Sa cruauté fait saigner le tendre cœur ouvert. Fanny sanglota.
—Oui, oui, si longtemps j’avais espéré qu’il se douterait, qu’il saurait! Il avait pas la figure d’un mauvais gars, non, je le savais bien. Et il a écrit. Il me voulait. Et moi, je n’ai rien su, rien, et mon petit est sans père et sans mère!
Elle s’abattit encore sur le parquet, la figure dans les draps. Sa rancune de doux être écrasé par la meule de la vie, sacrifié aux siens et au monde, crevait enfin après dix ans de silence, de résignation ou de fatalisme.

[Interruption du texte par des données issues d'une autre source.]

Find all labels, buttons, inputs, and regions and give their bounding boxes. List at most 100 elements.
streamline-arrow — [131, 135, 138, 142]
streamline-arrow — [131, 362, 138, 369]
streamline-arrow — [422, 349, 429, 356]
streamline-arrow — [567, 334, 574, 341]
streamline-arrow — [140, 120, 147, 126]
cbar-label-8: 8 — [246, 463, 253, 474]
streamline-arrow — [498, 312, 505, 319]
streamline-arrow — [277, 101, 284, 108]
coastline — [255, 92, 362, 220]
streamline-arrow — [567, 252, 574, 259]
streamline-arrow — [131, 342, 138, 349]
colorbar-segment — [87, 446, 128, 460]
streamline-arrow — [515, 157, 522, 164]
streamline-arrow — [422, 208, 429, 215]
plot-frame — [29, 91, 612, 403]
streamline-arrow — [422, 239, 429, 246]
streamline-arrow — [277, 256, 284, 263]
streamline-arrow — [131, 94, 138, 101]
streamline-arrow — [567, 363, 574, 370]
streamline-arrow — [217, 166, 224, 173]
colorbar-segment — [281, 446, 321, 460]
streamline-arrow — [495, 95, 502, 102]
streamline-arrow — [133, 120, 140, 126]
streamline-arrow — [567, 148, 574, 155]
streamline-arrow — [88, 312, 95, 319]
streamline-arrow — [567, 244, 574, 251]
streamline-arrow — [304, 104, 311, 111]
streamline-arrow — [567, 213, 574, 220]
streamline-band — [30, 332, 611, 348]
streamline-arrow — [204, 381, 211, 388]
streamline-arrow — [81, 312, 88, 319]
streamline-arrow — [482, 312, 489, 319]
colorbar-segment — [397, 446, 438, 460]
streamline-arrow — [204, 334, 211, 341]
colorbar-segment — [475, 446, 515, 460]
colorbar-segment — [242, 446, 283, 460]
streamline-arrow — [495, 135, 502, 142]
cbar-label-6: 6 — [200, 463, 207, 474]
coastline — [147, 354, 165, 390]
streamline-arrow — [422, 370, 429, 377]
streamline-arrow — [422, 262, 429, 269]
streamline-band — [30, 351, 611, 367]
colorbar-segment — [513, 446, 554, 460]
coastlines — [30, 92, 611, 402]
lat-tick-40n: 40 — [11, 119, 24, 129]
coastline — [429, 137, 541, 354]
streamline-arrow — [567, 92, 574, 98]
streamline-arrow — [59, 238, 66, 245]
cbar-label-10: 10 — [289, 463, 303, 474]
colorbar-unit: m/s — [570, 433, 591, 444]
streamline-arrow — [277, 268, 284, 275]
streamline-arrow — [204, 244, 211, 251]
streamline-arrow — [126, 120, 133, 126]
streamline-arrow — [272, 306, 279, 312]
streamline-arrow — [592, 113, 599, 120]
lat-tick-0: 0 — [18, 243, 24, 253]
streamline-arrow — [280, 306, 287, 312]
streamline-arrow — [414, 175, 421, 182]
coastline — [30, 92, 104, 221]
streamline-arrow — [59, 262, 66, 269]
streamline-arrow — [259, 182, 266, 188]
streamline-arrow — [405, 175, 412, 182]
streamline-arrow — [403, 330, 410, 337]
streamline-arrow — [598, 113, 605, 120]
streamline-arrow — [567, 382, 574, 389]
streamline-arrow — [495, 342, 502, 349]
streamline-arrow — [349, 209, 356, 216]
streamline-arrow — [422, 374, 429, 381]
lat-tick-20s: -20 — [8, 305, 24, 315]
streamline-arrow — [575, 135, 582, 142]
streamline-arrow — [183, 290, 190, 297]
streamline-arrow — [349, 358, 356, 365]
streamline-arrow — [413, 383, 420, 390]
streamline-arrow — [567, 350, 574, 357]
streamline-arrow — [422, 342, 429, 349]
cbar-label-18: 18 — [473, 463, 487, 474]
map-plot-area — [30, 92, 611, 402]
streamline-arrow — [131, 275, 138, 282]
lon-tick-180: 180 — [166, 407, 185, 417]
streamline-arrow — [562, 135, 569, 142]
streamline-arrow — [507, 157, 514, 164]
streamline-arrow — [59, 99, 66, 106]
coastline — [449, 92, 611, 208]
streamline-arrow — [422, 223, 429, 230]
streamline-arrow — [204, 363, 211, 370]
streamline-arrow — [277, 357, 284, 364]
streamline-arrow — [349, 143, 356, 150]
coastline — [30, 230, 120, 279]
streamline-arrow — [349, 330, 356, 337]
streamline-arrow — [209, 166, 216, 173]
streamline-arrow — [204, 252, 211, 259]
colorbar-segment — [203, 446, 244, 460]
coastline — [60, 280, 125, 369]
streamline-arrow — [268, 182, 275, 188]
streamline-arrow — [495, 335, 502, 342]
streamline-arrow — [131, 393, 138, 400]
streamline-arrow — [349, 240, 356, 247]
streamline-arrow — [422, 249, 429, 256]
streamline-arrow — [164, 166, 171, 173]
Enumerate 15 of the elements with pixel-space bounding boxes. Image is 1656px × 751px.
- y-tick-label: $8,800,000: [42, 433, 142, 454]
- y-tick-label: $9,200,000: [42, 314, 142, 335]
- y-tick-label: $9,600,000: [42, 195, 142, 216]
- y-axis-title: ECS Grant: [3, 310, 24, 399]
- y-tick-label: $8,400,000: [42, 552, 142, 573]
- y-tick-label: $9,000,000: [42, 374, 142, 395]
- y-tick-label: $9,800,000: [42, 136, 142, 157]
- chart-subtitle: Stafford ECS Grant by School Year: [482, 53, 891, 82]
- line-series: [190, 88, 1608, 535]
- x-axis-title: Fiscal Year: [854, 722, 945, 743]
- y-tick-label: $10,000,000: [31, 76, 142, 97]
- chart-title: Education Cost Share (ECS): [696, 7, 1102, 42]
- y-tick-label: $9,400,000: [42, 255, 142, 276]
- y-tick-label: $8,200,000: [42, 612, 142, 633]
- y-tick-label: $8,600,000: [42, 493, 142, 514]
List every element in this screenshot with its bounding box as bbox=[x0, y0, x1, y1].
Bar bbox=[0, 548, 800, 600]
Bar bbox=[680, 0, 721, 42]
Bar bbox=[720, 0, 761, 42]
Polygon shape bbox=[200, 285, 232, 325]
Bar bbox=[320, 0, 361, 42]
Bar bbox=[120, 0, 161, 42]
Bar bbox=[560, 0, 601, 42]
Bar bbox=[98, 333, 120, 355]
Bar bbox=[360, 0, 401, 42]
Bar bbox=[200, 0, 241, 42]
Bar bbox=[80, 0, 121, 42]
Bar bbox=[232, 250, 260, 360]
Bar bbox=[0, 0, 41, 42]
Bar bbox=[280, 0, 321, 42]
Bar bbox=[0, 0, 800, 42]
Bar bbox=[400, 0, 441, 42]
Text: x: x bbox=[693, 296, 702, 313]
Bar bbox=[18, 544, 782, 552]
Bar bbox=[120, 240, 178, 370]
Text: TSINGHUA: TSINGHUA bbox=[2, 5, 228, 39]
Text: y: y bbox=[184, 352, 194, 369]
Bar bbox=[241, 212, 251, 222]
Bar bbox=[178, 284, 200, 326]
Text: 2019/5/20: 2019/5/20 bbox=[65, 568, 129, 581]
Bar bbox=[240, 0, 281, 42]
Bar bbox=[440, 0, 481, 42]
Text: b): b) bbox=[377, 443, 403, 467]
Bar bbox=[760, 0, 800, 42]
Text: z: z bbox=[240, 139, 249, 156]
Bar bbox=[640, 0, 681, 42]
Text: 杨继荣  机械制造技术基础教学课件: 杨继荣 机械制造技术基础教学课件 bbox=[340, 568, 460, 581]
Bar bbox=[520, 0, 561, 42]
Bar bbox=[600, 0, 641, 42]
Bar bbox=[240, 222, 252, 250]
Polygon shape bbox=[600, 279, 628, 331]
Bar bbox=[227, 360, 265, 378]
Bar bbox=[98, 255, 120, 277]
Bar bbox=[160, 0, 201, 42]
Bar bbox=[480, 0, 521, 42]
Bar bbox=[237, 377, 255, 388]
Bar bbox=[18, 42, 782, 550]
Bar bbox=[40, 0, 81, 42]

Berthe la regardait avec plus d’étonnement qu’elle n’en avait encore laissé voir dans cette heure étonnante. La bougie baissa en jetant, avant de s’éteindre, de grandes lueurs tremblantes qui semblèrent animer le visage de la morte d’une vie surnaturelle. Et le grand froid de l’aube se répandit dans la chambre.
II
Sous le blanc soleil d’avril, les invités à l’enterrement se pressaient au jardin qu’emplissait le ronron de la fabrique d’en face. Car, déjà, la maison était pleine et l’on s’étouffait dans le vestibule pour arriver plus près du salon où avait lieu le service. La pièce aux volets entre-bâillés s’assombrissait encore de cette assemblée de gens empaquetés dans les opaques étoffes de deuil qui boivent la lumière.
Le cercueil paraissait immense. Quelques couronnes le paraient, et la senteur fraîche et forte des jacinthes se mêlait à l’étrange odeur du crêpe qui est celle même des cérémonies funèbres.